By David Abellegah
The Minister said President Goodluck Jonathan had set for himself, the target of raising food production by 20 million tonnes within the span of four years after his election in 2011.
According to Reuters’ report on Thursday, data report gathered from the United Nations reveals that there will be an increase of about 15 per cent come 2015.
A year after the promise to hit the five million-tonne target, Nigeria, under President Goodluck Jonathan produced an additional 8.1 million tonnes.
“Nigeria has no business importing food.

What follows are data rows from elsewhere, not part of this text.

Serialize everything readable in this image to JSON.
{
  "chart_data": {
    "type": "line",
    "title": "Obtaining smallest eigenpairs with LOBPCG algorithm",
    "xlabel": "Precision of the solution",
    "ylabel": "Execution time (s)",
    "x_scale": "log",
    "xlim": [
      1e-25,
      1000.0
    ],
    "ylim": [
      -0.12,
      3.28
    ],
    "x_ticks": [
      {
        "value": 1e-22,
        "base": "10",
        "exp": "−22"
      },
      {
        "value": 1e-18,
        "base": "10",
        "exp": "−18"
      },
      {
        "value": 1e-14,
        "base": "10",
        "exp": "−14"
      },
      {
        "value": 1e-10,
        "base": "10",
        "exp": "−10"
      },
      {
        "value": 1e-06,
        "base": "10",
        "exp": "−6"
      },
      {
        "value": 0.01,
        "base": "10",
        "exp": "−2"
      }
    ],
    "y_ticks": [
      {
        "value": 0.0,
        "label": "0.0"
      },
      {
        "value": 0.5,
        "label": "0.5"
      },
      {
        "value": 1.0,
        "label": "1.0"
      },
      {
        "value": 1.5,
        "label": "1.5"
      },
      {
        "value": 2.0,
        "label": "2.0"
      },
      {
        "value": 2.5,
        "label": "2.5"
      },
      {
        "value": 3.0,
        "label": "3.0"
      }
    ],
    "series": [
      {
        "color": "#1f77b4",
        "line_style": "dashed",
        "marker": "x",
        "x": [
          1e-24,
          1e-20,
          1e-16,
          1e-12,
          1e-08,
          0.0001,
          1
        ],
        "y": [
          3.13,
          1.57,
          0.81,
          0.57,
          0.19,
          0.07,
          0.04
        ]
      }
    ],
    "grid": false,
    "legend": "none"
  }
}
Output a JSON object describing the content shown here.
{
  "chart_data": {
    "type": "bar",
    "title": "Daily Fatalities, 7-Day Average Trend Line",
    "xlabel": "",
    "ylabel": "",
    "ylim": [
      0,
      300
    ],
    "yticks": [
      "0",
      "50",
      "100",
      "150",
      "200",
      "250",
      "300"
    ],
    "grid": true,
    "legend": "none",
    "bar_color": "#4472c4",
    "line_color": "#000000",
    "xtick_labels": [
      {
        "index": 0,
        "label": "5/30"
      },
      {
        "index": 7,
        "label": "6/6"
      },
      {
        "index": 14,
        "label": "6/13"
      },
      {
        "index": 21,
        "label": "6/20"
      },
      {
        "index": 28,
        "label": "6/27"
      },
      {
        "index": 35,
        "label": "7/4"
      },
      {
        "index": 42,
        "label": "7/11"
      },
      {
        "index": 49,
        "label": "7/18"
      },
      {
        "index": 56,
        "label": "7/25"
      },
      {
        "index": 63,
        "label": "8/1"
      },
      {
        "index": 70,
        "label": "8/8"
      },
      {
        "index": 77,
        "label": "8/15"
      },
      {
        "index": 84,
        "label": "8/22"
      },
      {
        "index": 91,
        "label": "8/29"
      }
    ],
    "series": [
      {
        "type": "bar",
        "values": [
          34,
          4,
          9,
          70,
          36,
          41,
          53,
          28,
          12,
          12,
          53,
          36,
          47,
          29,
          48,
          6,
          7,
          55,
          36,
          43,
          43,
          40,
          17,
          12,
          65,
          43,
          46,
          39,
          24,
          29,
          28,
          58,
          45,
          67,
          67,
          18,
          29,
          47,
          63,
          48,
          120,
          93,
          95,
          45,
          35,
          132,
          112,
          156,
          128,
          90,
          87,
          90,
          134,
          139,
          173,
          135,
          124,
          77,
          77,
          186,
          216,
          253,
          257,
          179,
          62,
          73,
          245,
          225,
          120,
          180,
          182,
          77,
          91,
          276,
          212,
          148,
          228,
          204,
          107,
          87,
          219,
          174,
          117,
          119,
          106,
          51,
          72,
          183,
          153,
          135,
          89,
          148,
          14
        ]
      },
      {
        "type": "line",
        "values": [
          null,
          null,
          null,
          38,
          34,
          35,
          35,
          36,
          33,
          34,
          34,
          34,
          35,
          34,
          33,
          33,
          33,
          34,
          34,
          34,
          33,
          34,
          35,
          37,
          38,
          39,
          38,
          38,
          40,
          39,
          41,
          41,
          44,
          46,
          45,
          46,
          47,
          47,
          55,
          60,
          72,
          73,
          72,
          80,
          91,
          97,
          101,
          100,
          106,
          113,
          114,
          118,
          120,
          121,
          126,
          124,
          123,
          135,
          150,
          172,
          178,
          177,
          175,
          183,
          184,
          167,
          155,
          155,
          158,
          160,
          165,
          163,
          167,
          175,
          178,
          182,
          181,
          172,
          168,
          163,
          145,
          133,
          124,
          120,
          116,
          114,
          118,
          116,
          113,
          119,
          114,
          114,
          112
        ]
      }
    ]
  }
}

We should be a global power house on food,” he said at a round-table discussion on agriculture in Geneva, Switzerland ahead of meetings with investors at the Davos conference.
He disclosed that, according to the United States Department of Agriculture Nigeria is the second largest importer of rice in the world.
“We have launched an aggressive rice production programme to make us self-sufficient in rice and we put in place incentives for the private sector to produce rice locally and it’s working,” he told Reuters on the sidelines of the meeting.
He maintained that the country erected 14 new rice-milling factories in 2012 with a production capacity of 250,000 tonnes.
Presently Nigeria spend about $11bn on food imports yearly as Poor infrastructure, corruption and mismanagement has remained a major reason why farming has remained at the subsistence level in the country, said Adesina.